Скучая стоял у кабины, смотрел, как они таскают вещи, забрасывают в кузов грузовика, – ни малейшей попытки помочь, подсказать, как сложить, – не его дело. Его дело встретить и отвезти – остальное сами. А поглядывал… внимательно рассматривал амуницию, приезжих.
– Мужик-то, похоже, сиделец, – шепнул Колька, забрасывая тюк с лодкой в кузов машины.
– Давай, давай, грузи, – поторопил Андрюха.
– Куда спешим? – шофёр нехотя отлип от крыла грузовика.
– Так вертолёт заказан… – начал было объяснять Андрей.
– Понедельник, – лаконично изрёк мужик и полез в кабину. – Залезайте в кузов. Поехали.
– Нам ещё в магазин надо. Хлеба купить.
– Заедем. Есть тут один по дороге. – Водила захлопнул дверцу.
Вертолётная площадка. Старые бетонные плиты под ногами проросли по стыкам и трещинам травой. Два приземистых сарая. Домик диспетчерской выкрашен свежей синей краской. Чахлые берёзки по периметру развалившегося бетонного забора. Четыре вертолёта в ряд грустно обвисли лопастями. Солнце, синее небо, белые облака. Всё замерло, остановилось.

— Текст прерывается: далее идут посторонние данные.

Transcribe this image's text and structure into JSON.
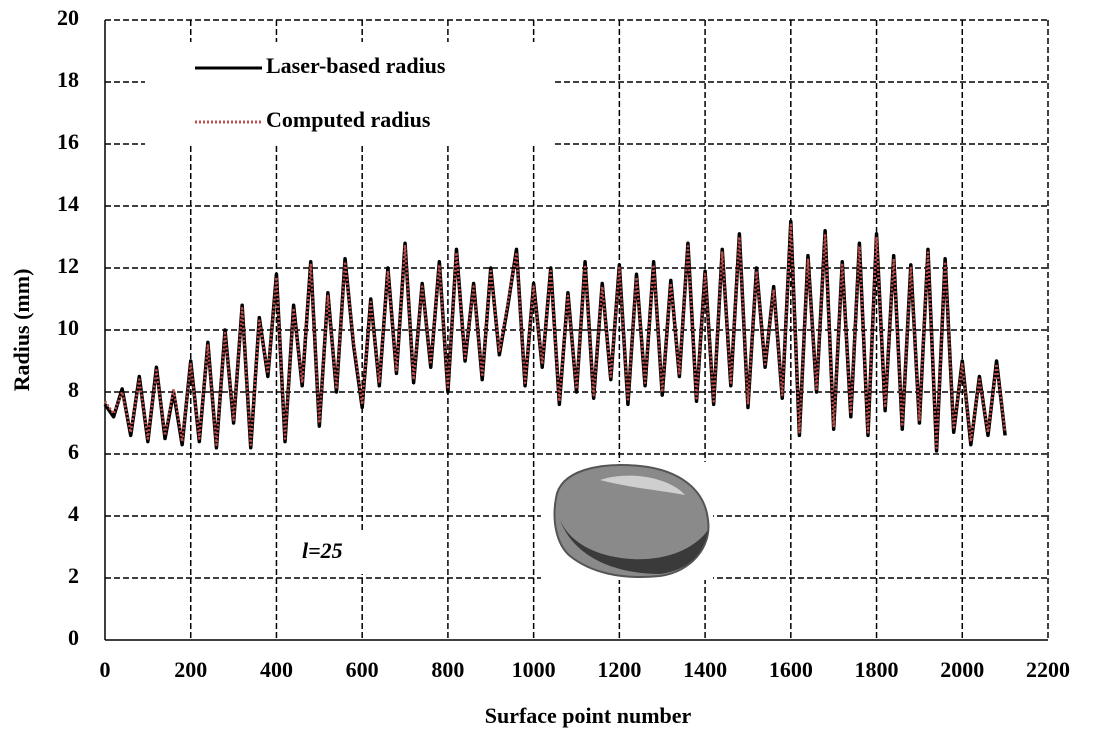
{
  "chart_data": {
    "type": "line",
    "xlabel": "Surface point number",
    "ylabel": "Radius (mm)",
    "annotation": "l=25",
    "x": [
      0,
      20,
      40,
      60,
      80,
      100,
      120,
      140,
      160,
      180,
      200,
      220,
      240,
      260,
      280,
      300,
      320,
      340,
      360,
      380,
      400,
      420,
      440,
      460,
      480,
      500,
      520,
      540,
      560,
      580,
      600,
      620,
      640,
      660,
      680,
      700,
      720,
      740,
      760,
      780,
      800,
      820,
      840,
      860,
      880,
      900,
      920,
      940,
      960,
      980,
      1000,
      1020,
      1040,
      1060,
      1080,
      1100,
      1120,
      1140,
      1160,
      1180,
      1200,
      1220,
      1240,
      1260,
      1280,
      1300,
      1320,
      1340,
      1360,
      1380,
      1400,
      1420,
      1440,
      1460,
      1480,
      1500,
      1520,
      1540,
      1560,
      1580,
      1600,
      1620,
      1640,
      1660,
      1680,
      1700,
      1720,
      1740,
      1760,
      1780,
      1800,
      1820,
      1840,
      1860,
      1880,
      1900,
      1920,
      1940,
      1960,
      1980,
      2000,
      2020,
      2040,
      2060,
      2080,
      2100
    ],
    "series": [
      {
        "name": "Laser-based radius",
        "color": "#000000",
        "style": "solid",
        "values": [
          7.6,
          7.2,
          8.1,
          6.6,
          8.5,
          6.4,
          8.8,
          6.5,
          8.0,
          6.3,
          9.0,
          6.4,
          9.6,
          6.2,
          10.0,
          7.0,
          10.8,
          6.2,
          10.4,
          8.5,
          11.8,
          6.4,
          10.8,
          8.2,
          12.2,
          6.9,
          11.2,
          8.0,
          12.3,
          9.5,
          7.5,
          11.0,
          8.2,
          12.0,
          8.6,
          12.8,
          8.3,
          11.5,
          8.8,
          12.2,
          8.0,
          12.6,
          9.0,
          11.5,
          8.4,
          12.0,
          9.2,
          10.8,
          12.6,
          8.2,
          11.5,
          8.8,
          12.0,
          7.6,
          11.2,
          8.0,
          12.2,
          7.8,
          11.5,
          8.4,
          12.1,
          7.6,
          11.8,
          8.2,
          12.2,
          7.9,
          11.6,
          8.5,
          12.8,
          7.7,
          11.9,
          7.6,
          12.6,
          8.2,
          13.1,
          7.5,
          12.0,
          8.8,
          11.4,
          7.8,
          13.5,
          6.6,
          12.4,
          8.0,
          13.2,
          6.8,
          12.2,
          7.2,
          12.8,
          6.6,
          13.1,
          7.4,
          12.4,
          6.8,
          12.1,
          7.0,
          12.6,
          6.1,
          12.3,
          6.7,
          9.0,
          6.3,
          8.5,
          6.6,
          9.0,
          6.6
        ]
      },
      {
        "name": "Computed radius",
        "color": "#c0504d",
        "style": "dotted",
        "values": [
          7.7,
          7.3,
          8.0,
          6.7,
          8.4,
          6.5,
          8.7,
          6.6,
          8.1,
          6.4,
          8.9,
          6.5,
          9.5,
          6.3,
          9.9,
          7.1,
          10.7,
          6.3,
          10.3,
          8.6,
          11.7,
          6.5,
          10.7,
          8.3,
          12.1,
          7.0,
          11.1,
          8.1,
          12.2,
          9.6,
          7.6,
          10.9,
          8.3,
          11.9,
          8.7,
          12.7,
          8.4,
          11.4,
          8.9,
          12.1,
          8.1,
          12.5,
          9.1,
          11.4,
          8.5,
          11.9,
          9.3,
          10.9,
          12.5,
          8.3,
          11.4,
          8.9,
          11.9,
          7.7,
          11.1,
          8.1,
          12.1,
          7.9,
          11.4,
          8.5,
          12.0,
          7.7,
          11.7,
          8.3,
          12.1,
          8.0,
          11.5,
          8.6,
          12.7,
          7.8,
          11.8,
          7.7,
          12.5,
          8.3,
          13.0,
          7.6,
          11.9,
          8.9,
          11.3,
          7.9,
          13.4,
          6.7,
          12.3,
          8.1,
          13.1,
          6.9,
          12.1,
          7.3,
          12.7,
          6.7,
          13.0,
          7.5,
          12.3,
          6.9,
          12.0,
          7.1,
          12.5,
          6.2,
          12.2,
          6.8,
          8.9,
          6.4,
          8.4,
          6.7,
          8.9,
          6.7
        ]
      }
    ],
    "xlim": [
      0,
      2200
    ],
    "xticks": [
      0,
      200,
      400,
      600,
      800,
      1000,
      1200,
      1400,
      1600,
      1800,
      2000,
      2200
    ],
    "ylim": [
      0,
      20
    ],
    "yticks": [
      0,
      2,
      4,
      6,
      8,
      10,
      12,
      14,
      16,
      18,
      20
    ],
    "grid": true,
    "legend": "upper left"
  }
}
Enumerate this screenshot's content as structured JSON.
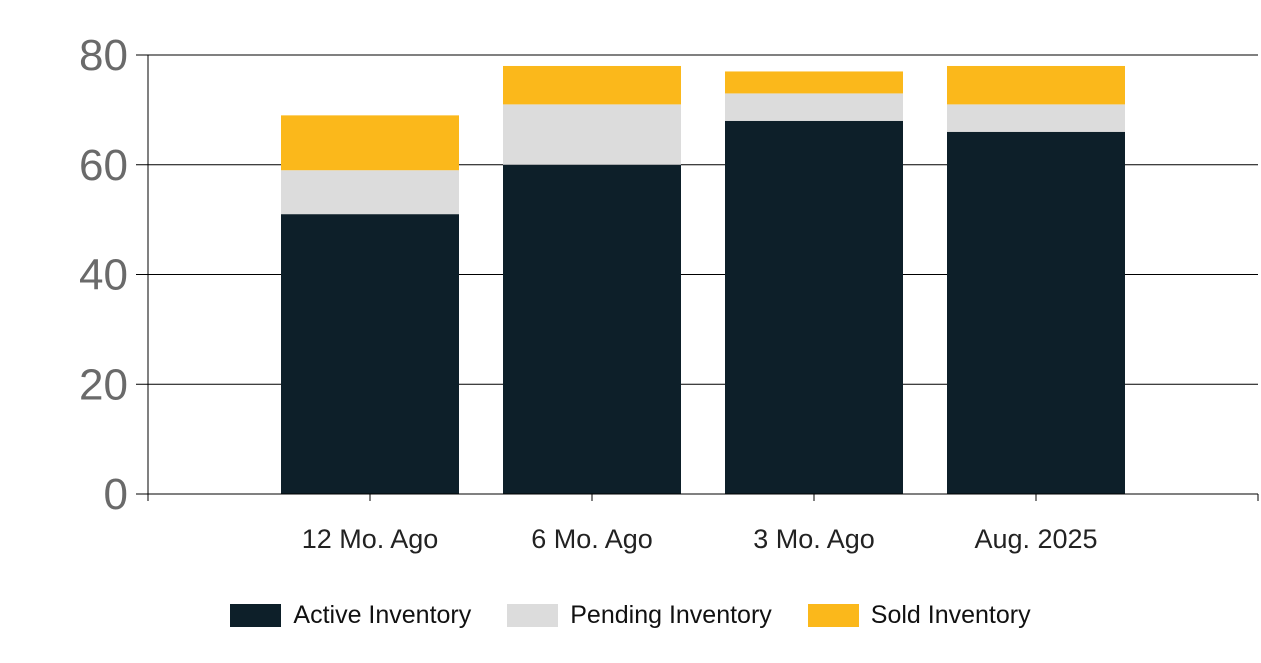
{
  "chart_data": {
    "type": "bar",
    "stacked": true,
    "categories": [
      "12 Mo. Ago",
      "6 Mo. Ago",
      "3 Mo. Ago",
      "Aug. 2025"
    ],
    "series": [
      {
        "name": "Active Inventory",
        "color": "#0d1f29",
        "values": [
          51,
          60,
          68,
          66
        ]
      },
      {
        "name": "Pending Inventory",
        "color": "#dcdcdc",
        "values": [
          8,
          11,
          5,
          5
        ]
      },
      {
        "name": "Sold Inventory",
        "color": "#fbb81b",
        "values": [
          10,
          7,
          4,
          7
        ]
      }
    ],
    "ylim": [
      0,
      80
    ],
    "yticks": [
      "0",
      "20",
      "40",
      "60",
      "80"
    ],
    "grid": true,
    "legend_position": "bottom"
  }
}
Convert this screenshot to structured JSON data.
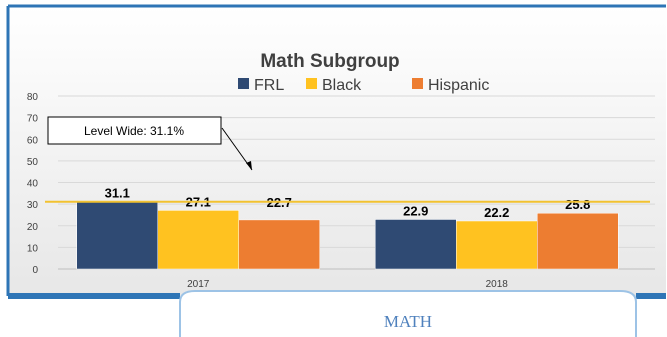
{
  "chart_data": {
    "type": "bar",
    "title": "Math Subgroup",
    "categories": [
      "2017",
      "2018"
    ],
    "series": [
      {
        "name": "FRL",
        "color": "#2F4A73",
        "values": [
          31.1,
          22.9
        ]
      },
      {
        "name": "Black",
        "color": "#FFC220",
        "values": [
          27.1,
          22.2
        ]
      },
      {
        "name": "Hispanic",
        "color": "#ED7D31",
        "values": [
          22.7,
          25.8
        ]
      }
    ],
    "ylim": [
      0,
      80
    ],
    "yticks": [
      "0",
      "10",
      "20",
      "30",
      "40",
      "50",
      "60",
      "70",
      "80"
    ],
    "grid": true,
    "legend_position": "top",
    "reference_line": {
      "value": 31.1,
      "color": "#F2C230"
    },
    "annotation": {
      "text": "Level Wide: 31.1%"
    }
  },
  "caption": {
    "text": "MATH"
  },
  "colors": {
    "frame_border": "#2E75B6",
    "caption_border": "#9DC3E6",
    "caption_text": "#4F81BD",
    "plot_bg_top": "#FFFFFF",
    "plot_bg_bottom": "#E7E7E7"
  }
}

Разгрузились. Шофёр, не попрощавшись, уехал. Андрюха пошёл в диспетчерскую. Остальные – кто развалился на вещах, рассматривая синее небо над головой, кто курил, прохаживаясь рядом.
Сонное оцепенение, разлитое в воздухе, словно подталкивало к ничегонеделанию – лежи, смотри, как плывут облака, – всё, уже куда-то приехали, закрыть глаза и не думать.
Берёзу по соседству облюбовали сороки, трещали без умолка, перелетали с ветки на ветку. Сорвались разом. Черно-белые, с длинными хвостами, судорожно работая крыльями, они то плавно набирали высоту, то вдруг камнем падали вниз – словно с горки скатывались. И снова – вверх. Унесло. Тихо.
Из-за угла вывернули собаки – одна за другой, следом. Четыре. Три – явно одного помёта, лаечного – чёрно-белые, лобастые, хвосты вверх кольцом. И следом – низенькая, коротконогая, коричневая шерстяная помесь неизвестно кого и с кем.
На людей, на разложенные вещи – ноль внимания. Протрусили мимо. По делам, видно… по своим, по собачьим, важным.